- Eight Mile Location within Alabama Eight Mile Location within the United States
- Coordinates: 30°45′49″N 088°07′37″W﻿ / ﻿30.76361°N 88.12694°W
- Country: United States
- State: Alabama
- County: Mobile
- Elevation: 33 ft (10 m)
- Time zone: UTC-6 (Central (CST))
- • Summer (DST): UTC-5 (CDT)
- ZIP code: 36613
- Area code: 251
- GNIS ID: 117888

= Eight Mile, Alabama =

Unincorporated community in Alabama, United States

Eight Mile is an unincorporated community in Mobile County, Alabama, United States. The community is named for its distance from the city of Mobile. Part of it was annexed in the mid-20th century by the city of Prichard, Alabama.

==History==
===2008 Mercaptan spill ===
In 2008, lightning struck a mercaptan storage tank at a Mobile Gas Service Corp. Underground natural gas pipeline at the Whistler Junction gas transfer facility within the Eight Mile community. An estimated 500 USgal of Mercaptan, the chemical odorant added to natural gas to help detect leaks, spilled into the soil and groundwater for six months, according to Alabama state environmental officials. It has migrated to ponds and surfaced, polluting the community's air.
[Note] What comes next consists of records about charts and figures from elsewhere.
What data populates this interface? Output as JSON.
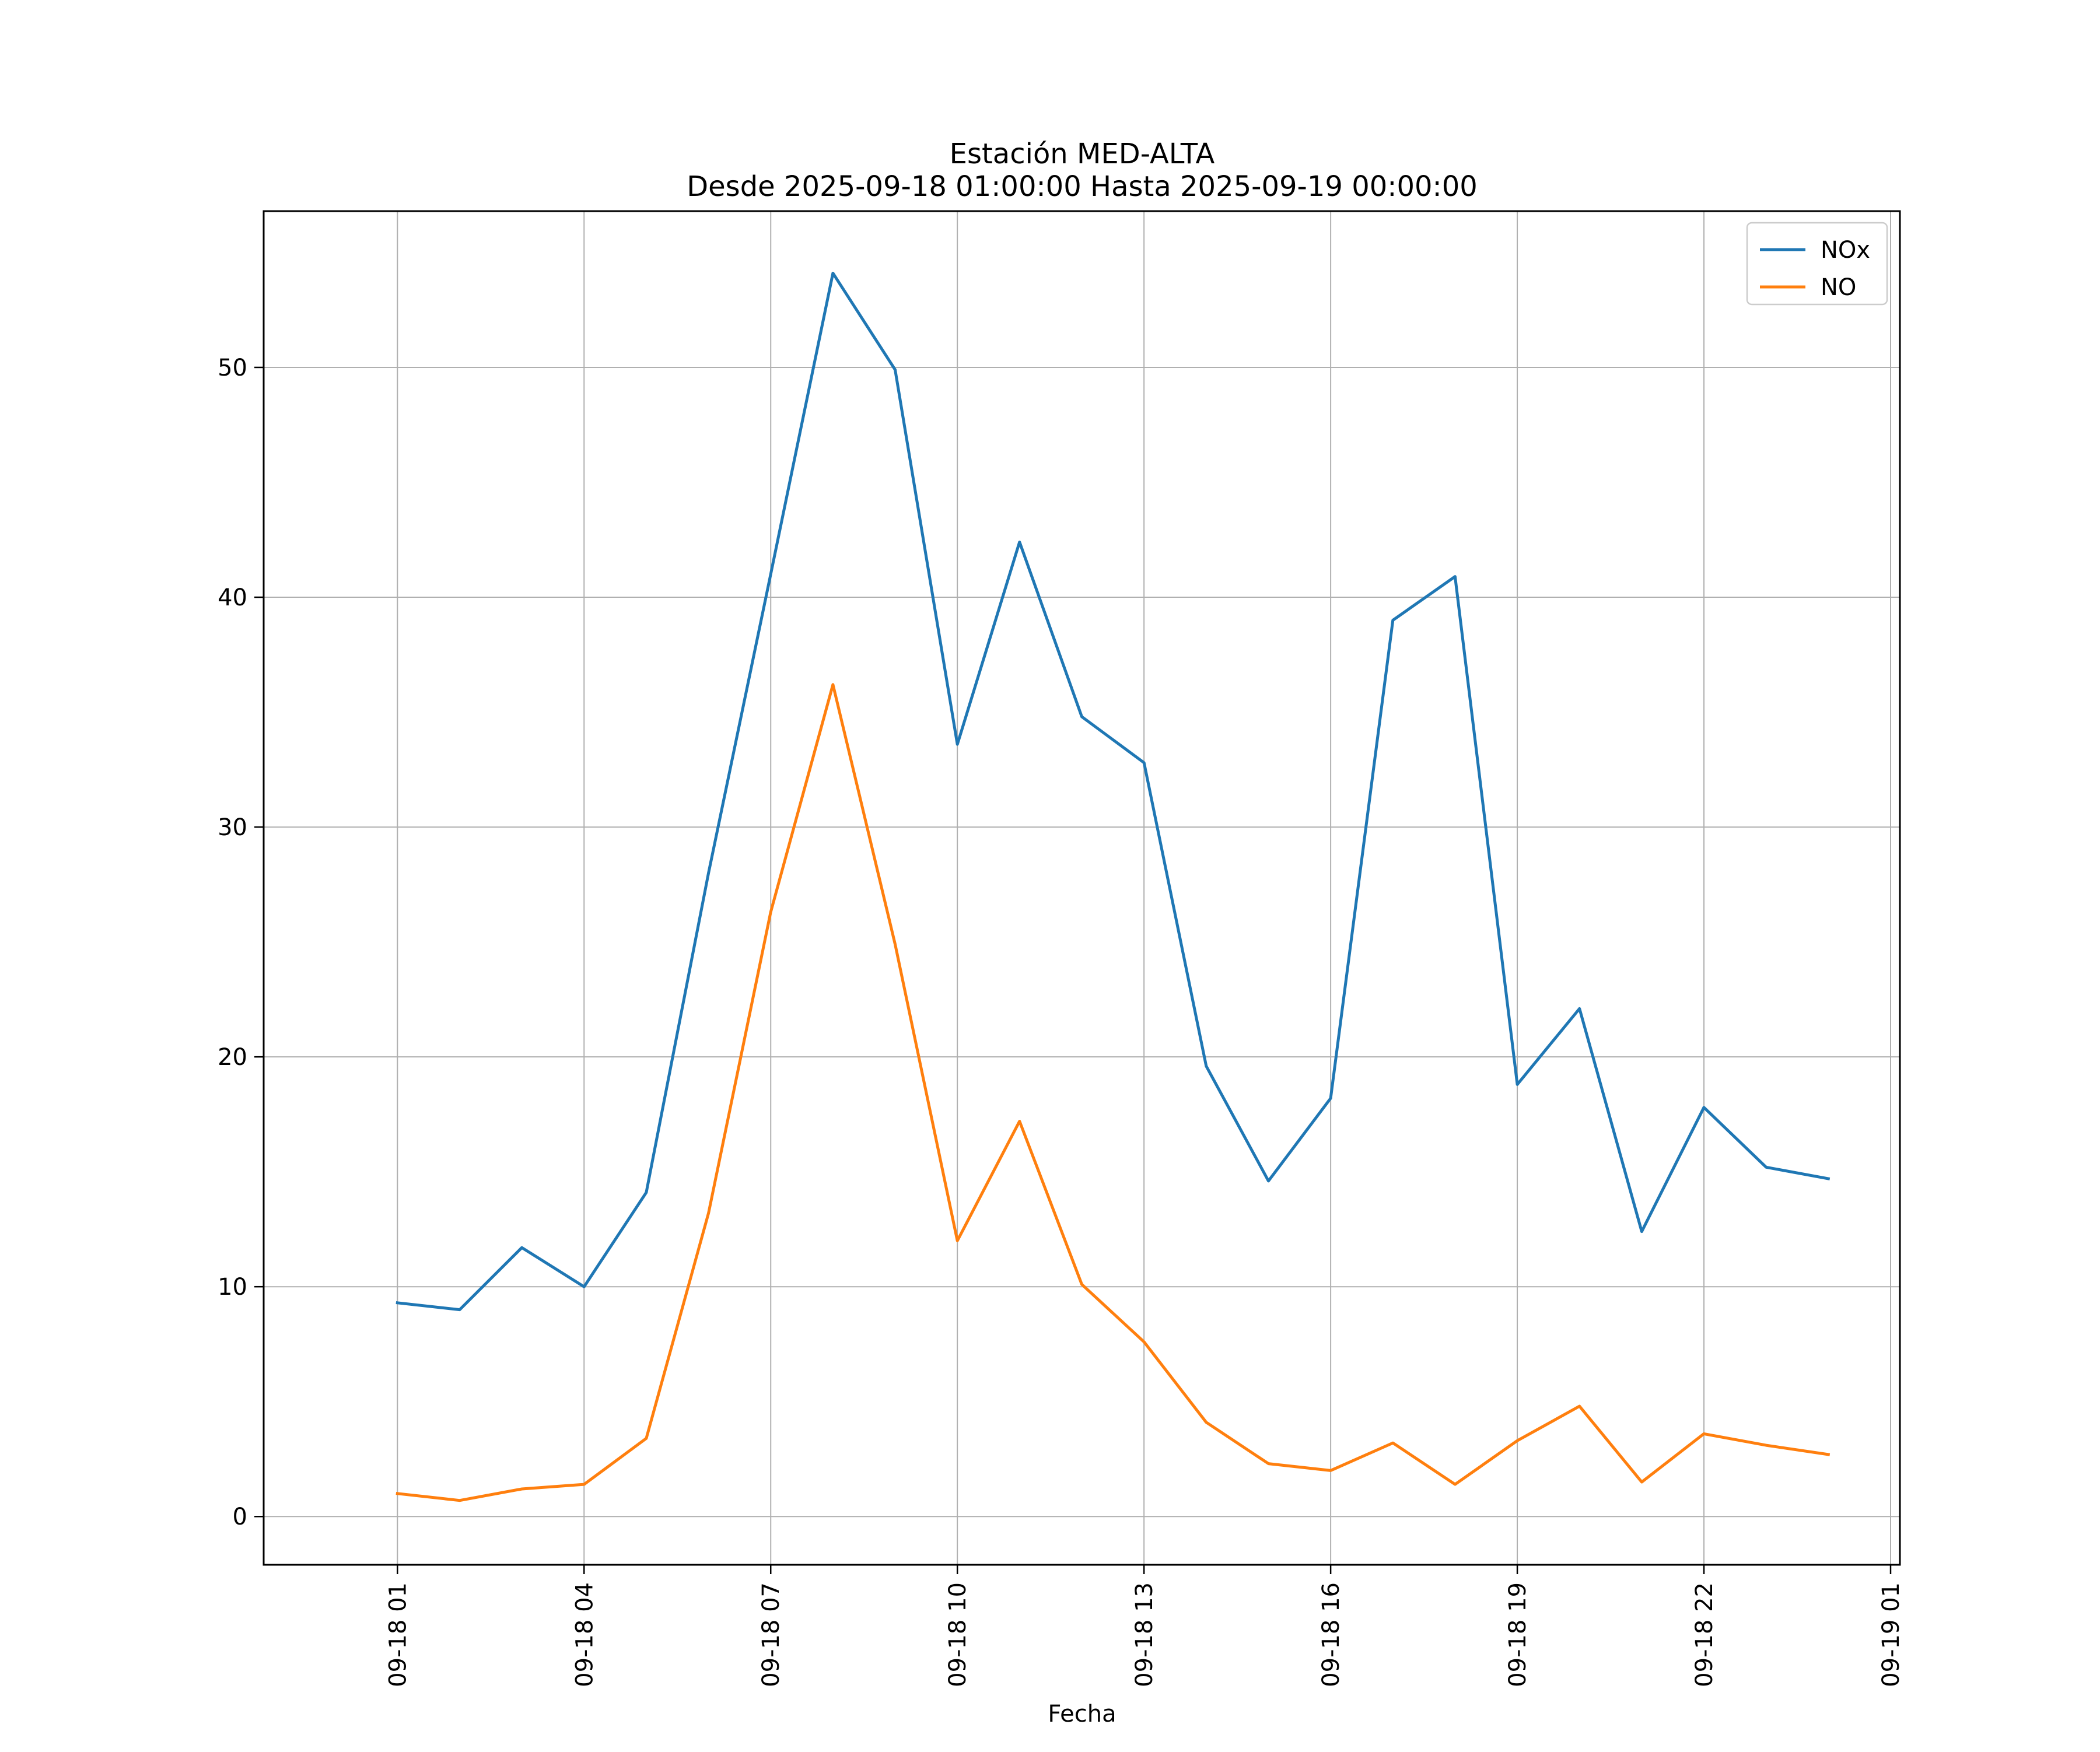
{
  "chart_data": {
    "type": "line",
    "title": "Estación MED-ALTA",
    "subtitle": "Desde 2025-09-18 01:00:00 Hasta 2025-09-19 00:00:00",
    "xlabel": "Fecha",
    "ylabel": "",
    "x": [
      "2025-09-18 01:00",
      "2025-09-18 02:00",
      "2025-09-18 03:00",
      "2025-09-18 04:00",
      "2025-09-18 05:00",
      "2025-09-18 06:00",
      "2025-09-18 07:00",
      "2025-09-18 08:00",
      "2025-09-18 09:00",
      "2025-09-18 10:00",
      "2025-09-18 11:00",
      "2025-09-18 12:00",
      "2025-09-18 13:00",
      "2025-09-18 14:00",
      "2025-09-18 15:00",
      "2025-09-18 16:00",
      "2025-09-18 17:00",
      "2025-09-18 18:00",
      "2025-09-18 19:00",
      "2025-09-18 20:00",
      "2025-09-18 21:00",
      "2025-09-18 22:00",
      "2025-09-18 23:00",
      "2025-09-19 00:00"
    ],
    "series": [
      {
        "name": "NOx",
        "color": "#1f77b4",
        "values": [
          9.3,
          9.0,
          11.7,
          10.0,
          14.1,
          28.0,
          41.0,
          54.1,
          49.9,
          33.6,
          42.4,
          34.8,
          32.8,
          19.6,
          14.6,
          18.2,
          39.0,
          40.9,
          18.8,
          22.1,
          12.4,
          17.8,
          15.2,
          14.7
        ]
      },
      {
        "name": "NO",
        "color": "#ff7f0e",
        "values": [
          1.0,
          0.7,
          1.2,
          1.4,
          3.4,
          13.2,
          26.3,
          36.2,
          24.9,
          12.0,
          17.2,
          10.1,
          7.6,
          4.1,
          2.3,
          2.0,
          3.2,
          1.4,
          3.3,
          4.8,
          1.5,
          3.6,
          3.1,
          2.7
        ]
      }
    ],
    "x_ticks": [
      "09-18 01",
      "09-18 04",
      "09-18 07",
      "09-18 10",
      "09-18 13",
      "09-18 16",
      "09-18 19",
      "09-18 22",
      "09-19 01"
    ],
    "y_ticks": [
      "0",
      "10",
      "20",
      "30",
      "40",
      "50"
    ],
    "xlim": [
      "2025-09-17 22:51",
      "2025-09-19 01:09"
    ],
    "ylim": [
      -2.1,
      56.8
    ],
    "grid": true,
    "legend": "top-right"
  }
}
Beginning in 2011, residents in Eight Mile began complaining of an overwhelming mercaptan odor and associated health problems. They have concerns about the damage to their health from the chemical, and to property values from its persistent rotten egg smell. They appealed for a state and federal investigation.

Mobile Gas officials maintained that the odor had nothing to do with their operations; they did not publicly acknowledge the leak or the lightning strike until April 2012. In subsequent court documents, Mobile Gas acknowledged the leak, but claimed the responsibility is with the waste cleanup firms they had hired to get rid of the spilled chemical. Sempra Energy acquired the Eight Mile facility several months after the accident and owned it until September 2016. Sempra Energy also owns the well that caused the massive 2015−16 Aliso Canyon gas leak in the Santa Susana Mountains and San Fernando Valley of Southern California.

In 2015 Mobile Gas started operating a new water pollution remediation ozone treatment process system. Mercaptan was federally reclassified as a hazardous chemical by the Frank R. Lautenberg Chemical Safety for the 21st Century Act, passed by Congress and signed by President Obama in 2016.

==Geography==
Eight Mile is located west of Mobile Bay and just north of the Gulf of Mexico. The elevation is 33 ft. Chickasabogue Park is located in Eight Mile.

==Demographics==
The mostly African-American enclave had a median income in 2014 of $35,000.

==Notable people==

- Mikhail Torrance, professional basketball player, was born and grew up in Prichard.
- Kadarius Toney, professional football player.